Hacker News new | ask | show | jobs
by sys42590 1248 days ago
ZeroSSL left an uncanny impression on me when for some reason acme.sh developers made them default instead of Let's Encrypt. This prompted me to switch to a different client (just in case of further worsening of Let's Encrypt support by acme.sh).
3 comments

I prefer ZeroSSL to Let's Encrypt. ZeroSSL has no rate limit, and most importantly they have full ECC support. With Let's Encrypt, even if I request for an ECC cert, the intermediate CA is still RSA, drastically increasing the certificate size (they have their reasons of compatibility, but I don't care about that).
LetsEncrypt now has an ECC root and intermediates. You have to request the account ID to be included, and after which, the intermediate and root certificates will be ECC. More information here: https://community.letsencrypt.org/t/ecdsa-availability-in-pr...
The alternative you suggest has a longer chain of certificates, and more difficult setup. Using ZeroSSL is way easier with less bytes on the TLS handshake.
Do you have a test host with the Zerossl chain that you speak of? Use https://aye.sh if you want to try a host using the ECC chain from LE.
So the article is outdated I guess. The length of the chain is the same now.
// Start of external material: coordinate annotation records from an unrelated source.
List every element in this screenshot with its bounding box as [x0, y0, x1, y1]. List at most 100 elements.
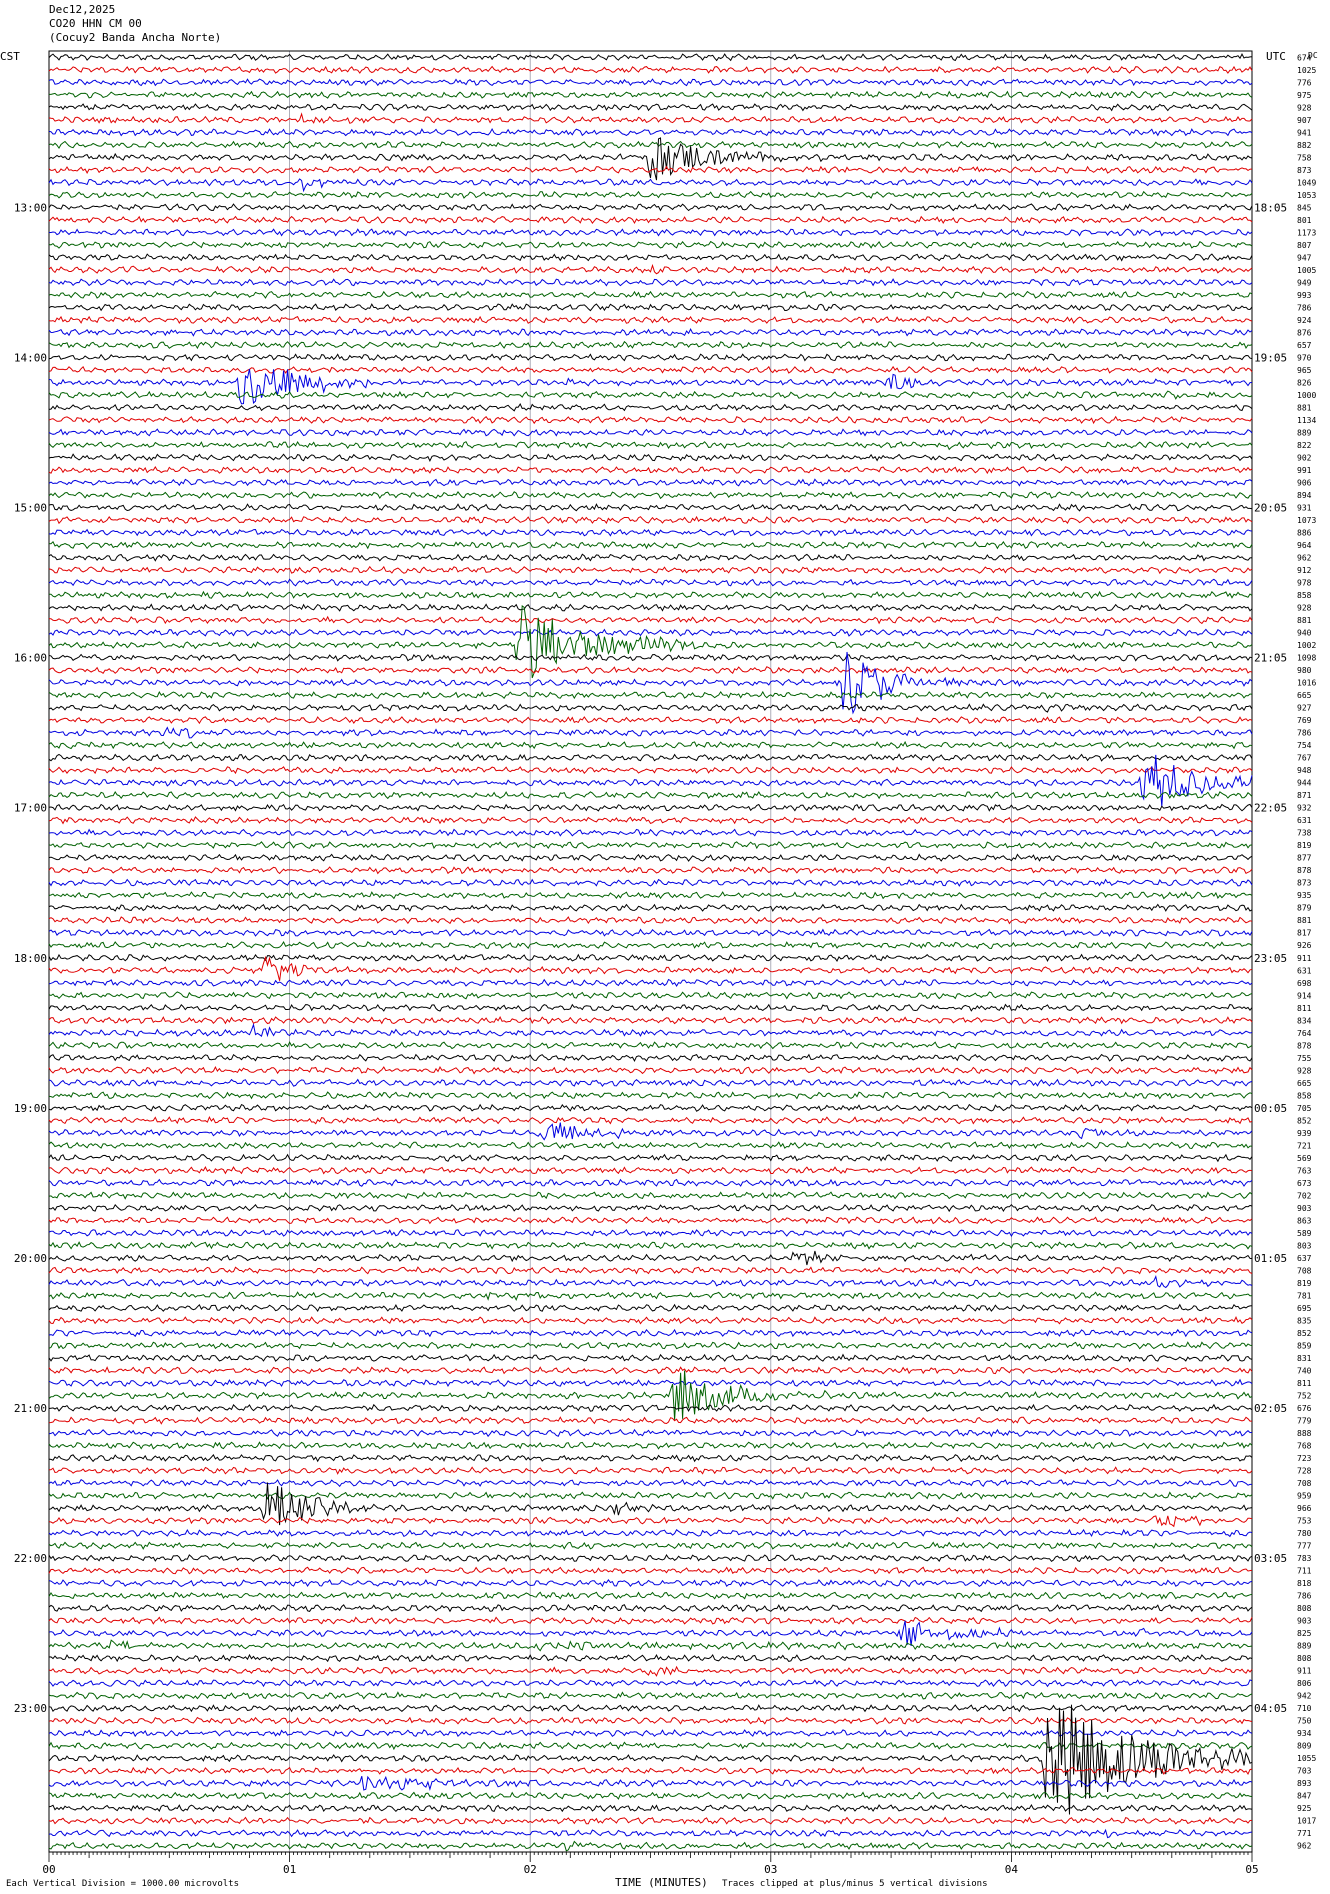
trace-line [49, 1317, 1252, 1324]
trace-line [49, 1105, 1252, 1112]
dc-value-label: 763 [1297, 1166, 1312, 1175]
cst-hour-label: 21:00 [14, 1402, 47, 1415]
dc-value-label: 809 [1297, 1742, 1312, 1751]
trace-line [49, 229, 1252, 236]
trace-line [49, 542, 1252, 549]
trace-line [49, 254, 1252, 261]
dc-value-label: 980 [1297, 666, 1312, 675]
dc-value-label: 876 [1297, 328, 1312, 337]
dc-value-label: 858 [1297, 591, 1312, 600]
trace-line [49, 479, 1252, 486]
trace-line [49, 755, 1252, 807]
trace-line [49, 1467, 1252, 1474]
trace-line [49, 554, 1252, 561]
trace-line [49, 1417, 1252, 1424]
dc-value-label: 881 [1297, 916, 1312, 925]
trace-line [49, 1230, 1252, 1236]
trace-line [49, 1516, 1252, 1526]
dc-value-label: 779 [1297, 1417, 1312, 1426]
dc-value-label: 665 [1297, 691, 1312, 700]
dc-value-label: 819 [1297, 841, 1312, 850]
trace-line [49, 1055, 1252, 1061]
dc-value-label: 928 [1297, 103, 1312, 112]
trace-line [49, 1580, 1252, 1587]
trace-line [49, 217, 1252, 224]
dc-value-label: 1049 [1297, 178, 1316, 187]
dc-value-label: 948 [1297, 766, 1312, 775]
dc-value-label: 939 [1297, 1129, 1312, 1138]
dc-value-label: 873 [1297, 879, 1312, 888]
dc-value-label: 818 [1297, 1579, 1312, 1588]
trace-line [49, 242, 1252, 249]
trace-line [49, 404, 1252, 411]
trace-line [49, 1442, 1252, 1448]
trace-line [49, 1776, 1252, 1790]
dc-value-label: 811 [1297, 1004, 1312, 1013]
trace-line [49, 1730, 1252, 1737]
trace-line [49, 192, 1252, 198]
trace-line [49, 1405, 1252, 1411]
clip-note: Traces clipped at plus/minus 5 vertical … [722, 1879, 988, 1889]
dc-value-label: 942 [1297, 1692, 1312, 1701]
trace-line [49, 692, 1252, 698]
trace-line [49, 742, 1252, 749]
dc-value-label: 911 [1297, 1667, 1312, 1676]
trace-line [49, 854, 1252, 861]
dc-value-label: 871 [1297, 791, 1312, 800]
dc-value-label: 889 [1297, 1642, 1312, 1651]
cst-hour-label: 17:00 [14, 802, 47, 815]
trace-line [49, 980, 1252, 986]
trace-line [49, 79, 1252, 86]
dc-value-label: 1073 [1297, 516, 1316, 525]
dc-value-label: 783 [1297, 1554, 1312, 1563]
trace-line [49, 754, 1252, 761]
trace-line [49, 1242, 1252, 1249]
dc-value-label: 1002 [1297, 641, 1316, 650]
dc-value-label: 852 [1297, 1116, 1312, 1125]
dc-value-label: 991 [1297, 466, 1312, 475]
trace-line [49, 92, 1252, 98]
dc-value-label: 811 [1297, 1379, 1312, 1388]
dc-value-label: 1017 [1297, 1817, 1316, 1826]
dc-value-label: 947 [1297, 253, 1312, 262]
dc-value-label: 1005 [1297, 266, 1316, 275]
dc-value-label: 881 [1297, 616, 1312, 625]
dc-value-label: 780 [1297, 1529, 1312, 1538]
dc-value-label: 835 [1297, 1316, 1312, 1325]
dc-value-label: 970 [1297, 353, 1312, 362]
trace-line [49, 717, 1252, 724]
trace-line [49, 817, 1252, 824]
trace-line [49, 867, 1252, 874]
dc-value-label: 928 [1297, 1066, 1312, 1075]
dc-value-label: 928 [1297, 604, 1312, 613]
utc-hour-label: 04:05 [1254, 1702, 1287, 1715]
trace-line [49, 1617, 1252, 1624]
trace-line [49, 667, 1252, 674]
trace-line [49, 579, 1252, 586]
trace-line [49, 167, 1252, 173]
dc-value-label: 807 [1297, 241, 1312, 250]
trace-line [49, 1251, 1252, 1265]
dc-value-label: 940 [1297, 629, 1312, 638]
dc-value-label: 877 [1297, 854, 1312, 863]
dc-value-label: 881 [1297, 403, 1312, 412]
trace-line [49, 517, 1252, 524]
utc-hour-label: 03:05 [1254, 1552, 1287, 1565]
trace-line [49, 1017, 1252, 1024]
dc-value-label: 911 [1297, 954, 1312, 963]
trace-line [49, 429, 1252, 436]
trace-line [49, 1367, 1252, 1374]
cst-axis-label: CST [0, 50, 20, 63]
utc-hour-label: 18:05 [1254, 201, 1287, 214]
trace-line [49, 704, 1252, 712]
dc-value-label: 631 [1297, 816, 1312, 825]
dc-value-label: 879 [1297, 904, 1312, 913]
trace-line [49, 1555, 1252, 1562]
trace-line [49, 279, 1252, 285]
trace-line [49, 391, 1252, 399]
dc-value-label: 1000 [1297, 391, 1316, 400]
trace-line [49, 942, 1252, 949]
dc-value-label: 631 [1297, 966, 1312, 975]
x-tick-label: 04 [1005, 1863, 1019, 1876]
dc-value-label: 786 [1297, 303, 1312, 312]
I'll consider switching back to Let's Encrypt once this setup doesn't require a whitelist.

I believe zerossl chain (really sectigo) is trusted by more devices than the new isrg root (mostly old unupdated ones). Also zerossl has fewer limits in their acme implementation. Downsides are zerossl has some questionable security practices and also I think zerossl either dont support tls-alpn-01 validation or it’s just broken
Which client did you end up on? The list is somewhat overwhelming.
Going to throw another hat into the ring here: I use acme-tiny [1], which is a single file ACME client written in Python in under 200 lines. The idea behind it is that you can fully read and understand everything it does without spending too much time on it. I really like this approach, so I went ahead and started using it, and have been for a few years now.

[1] https://github.com/diafygi/acme-tiny

I too am moving away from acme.sh for the same reason. Dehydrated looks nice but I started using goacme.

https://github.com/go-acme/lego

I wasn't set on only bash though.

dehydrated, as it has little dependencies.